HAK ASUH ANAK SETELAH PERCERAIAN
-
23 November 2018 10:56
-
Admin
HAK ASUH ANAK SETELAH PERCERAIAN
Sebuah Perkawinan adalah menyatukan antara laki-laki dan perempuan yang berbeda menjadi satu ikatan yaitu keluarga. Dalam kenyataannya tidak semua perkawinan dapat berlangsung dengan harmonis dan tidak ada seorang pun yang ingin perkawinannya berakhir dengan jalan perceraian. Namun saat semua upaya dikerahkan untuk menyelamatkan suatu perkawinan tapi tetap pada akhirnya harus bercerai karena sudah tidak ada jalan lain. Dengan putusnya suatu perkawinan yang telah berkekuatan hukum tetap (inkracht van gewijsde), maka akan ada akibat – akibat hukum yang mengikutinya, salah satunya adalah mengenai Hak Asuh atas anak – anak yang lahir dari perkawinan tersebut.
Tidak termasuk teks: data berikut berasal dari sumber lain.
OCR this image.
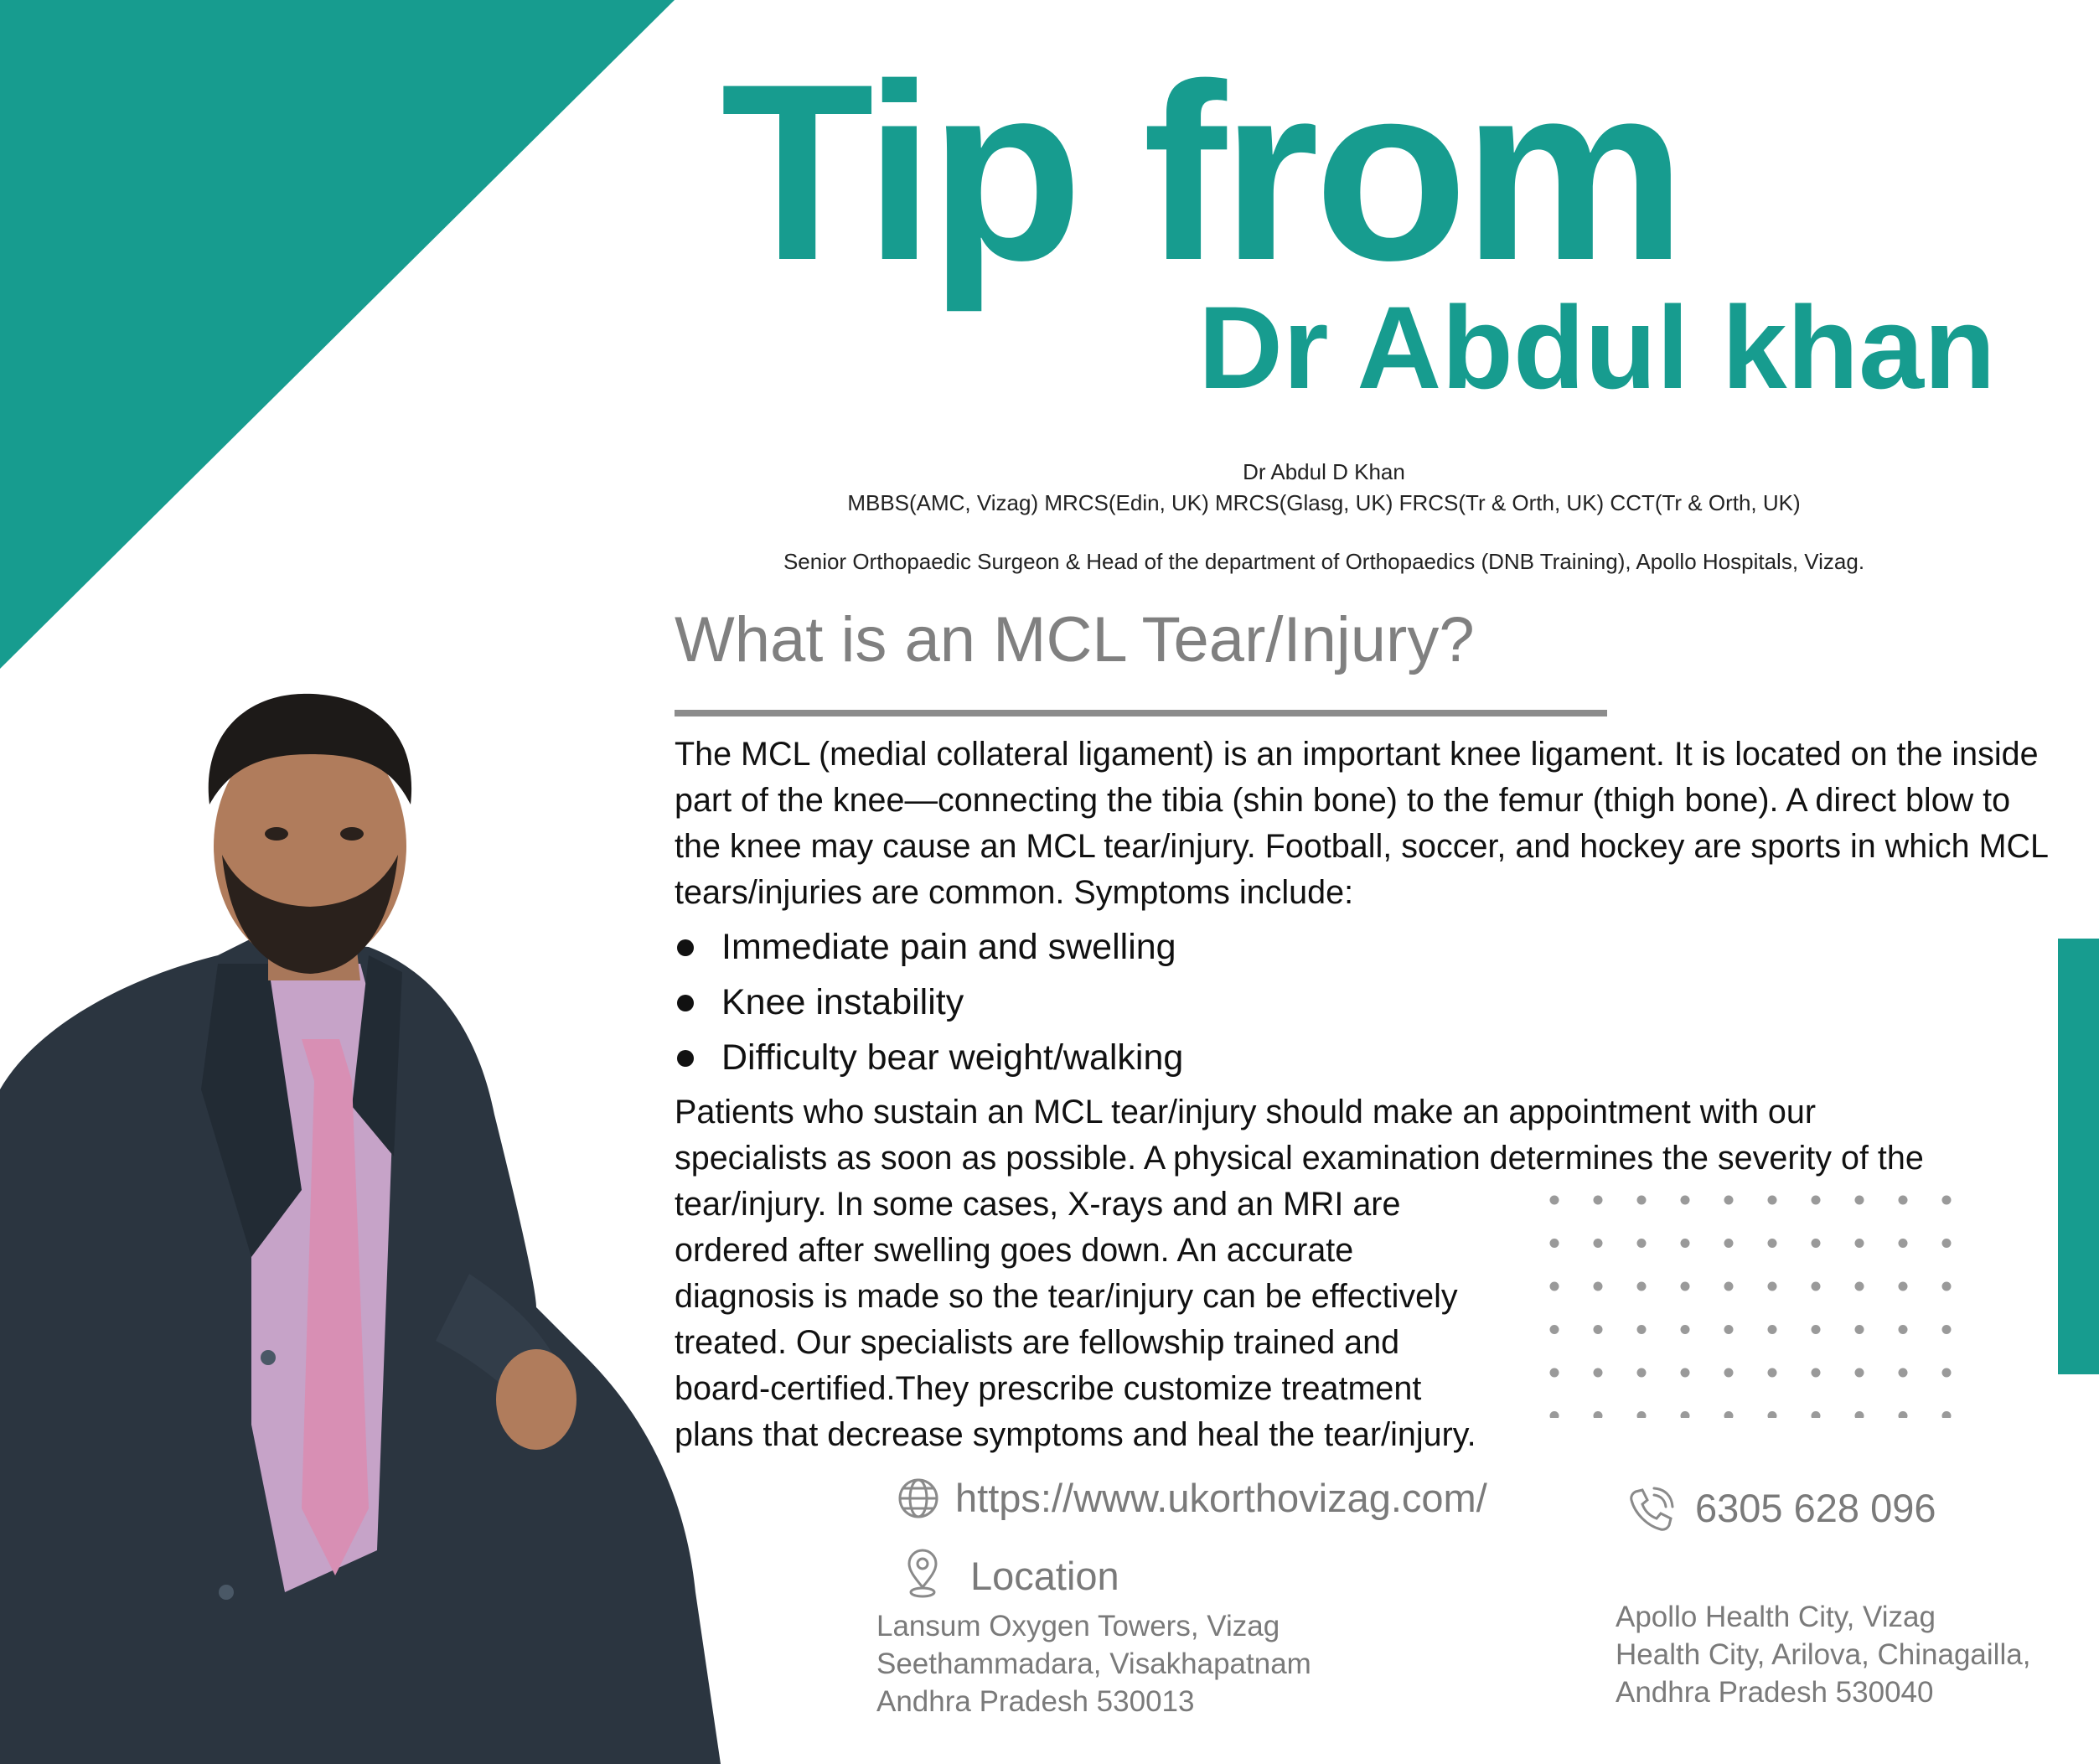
Tip from
Dr Abdul khan
Dr Abdul D Khan
MBBS(AMC, Vizag) MRCS(Edin, UK) MRCS(Glasg, UK) FRCS(Tr & Orth, UK) CCT(Tr & Orth, UK)
Senior Orthopaedic Surgeon & Head of the department of Orthopaedics (DNB Training), Apollo Hospitals, Vizag.
What is an MCL Tear/Injury?

The MCL (medial collateral ligament) is an important knee ligament. It is located on the inside part of the knee—connecting the tibia (shin bone) to the femur (thigh bone). A direct blow to the knee may cause an MCL tear/injury. Football, soccer, and hockey are sports in which MCL tears/injuries are common. Symptoms include:

Immediate pain and swelling
Knee instability
Difficulty bear weight/walking
Patients who sustain an MCL tear/injury should make an appointment with our
specialists as soon as possible. A physical examination determines the severity of the
tear/injury. In some cases, X-rays and an MRI are
ordered after swelling goes down. An accurate
diagnosis is made so the tear/injury can be effectively
treated. Our specialists are fellowship trained and
board-certified.They prescribe customize treatment
plans that decrease symptoms and heal the tear/injury.
https://www.ukorthovizag.com/	6305 628 096
Location
Lansum Oxygen Towers, Vizag
Seethammadara, Visakhapatnam
Andhra Pradesh 530013
Apollo Health City, Vizag
Health City, Arilova, Chinagailla,
Andhra Pradesh 530040
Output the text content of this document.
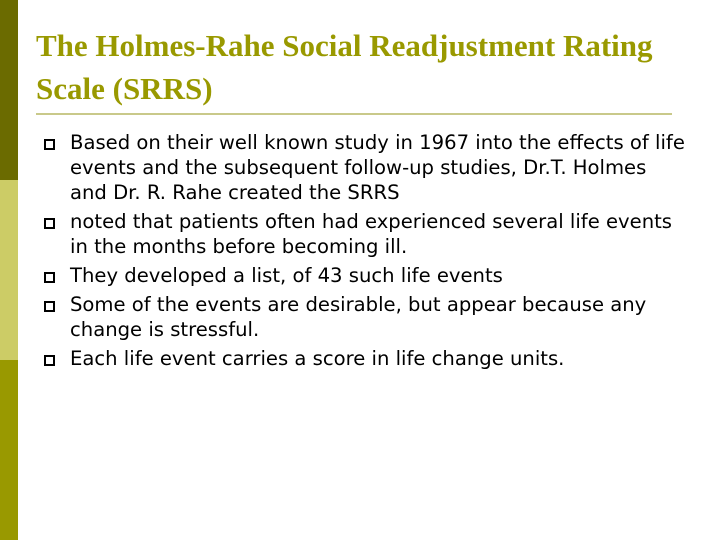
The Holmes-Rahe Social Readjustment Rating Scale (SRRS)
Based on their well known study in 1967 into the effects of life events and the subsequent follow-up studies, Dr.T. Holmes and Dr. R. Rahe created the SRRS
noted that patients often had experienced several life events in the months before becoming ill.
They developed a list, of 43 such life events
Some of the events are desirable, but appear because any change is stressful.
Each life event carries a score in life change units.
Berdasarkan ketentuan Pasal 41 Undang – Undang Nomor 1 Tahun 1974 tentang Perkawinan (“UU Perkawinan”) disebutkan bahwa akibat dari putusnya suatu perkawinan karena perceraian adalah sebagai berikut:
- Baik ibu atau bapak tetap berkewajiban memelihara dan mendidik anak-anaknya, semata-mata berdasarkan kepentingan anak; bilamana ada perselisihan mengenai penguasaan anak-anak, Pengadilan memberi keputusannya.
- Bapak yang bertanggung-jawab atas semua biaya pemeliharaan dan pendidikan yang diperlukan anak itu; bilamana bapak dalam kenyataan tidak dapat memenuhi kewajiban tersebut, Pengadilan dapat menentukan bahwa ibu ikut memikul biaya tersebut
- Pengadilan dapat mewajibkan kepada bekas suami untuk memberikan biaya penghidupan dan/atau menentukan sesuatu kewajiban bagi bekas isteri.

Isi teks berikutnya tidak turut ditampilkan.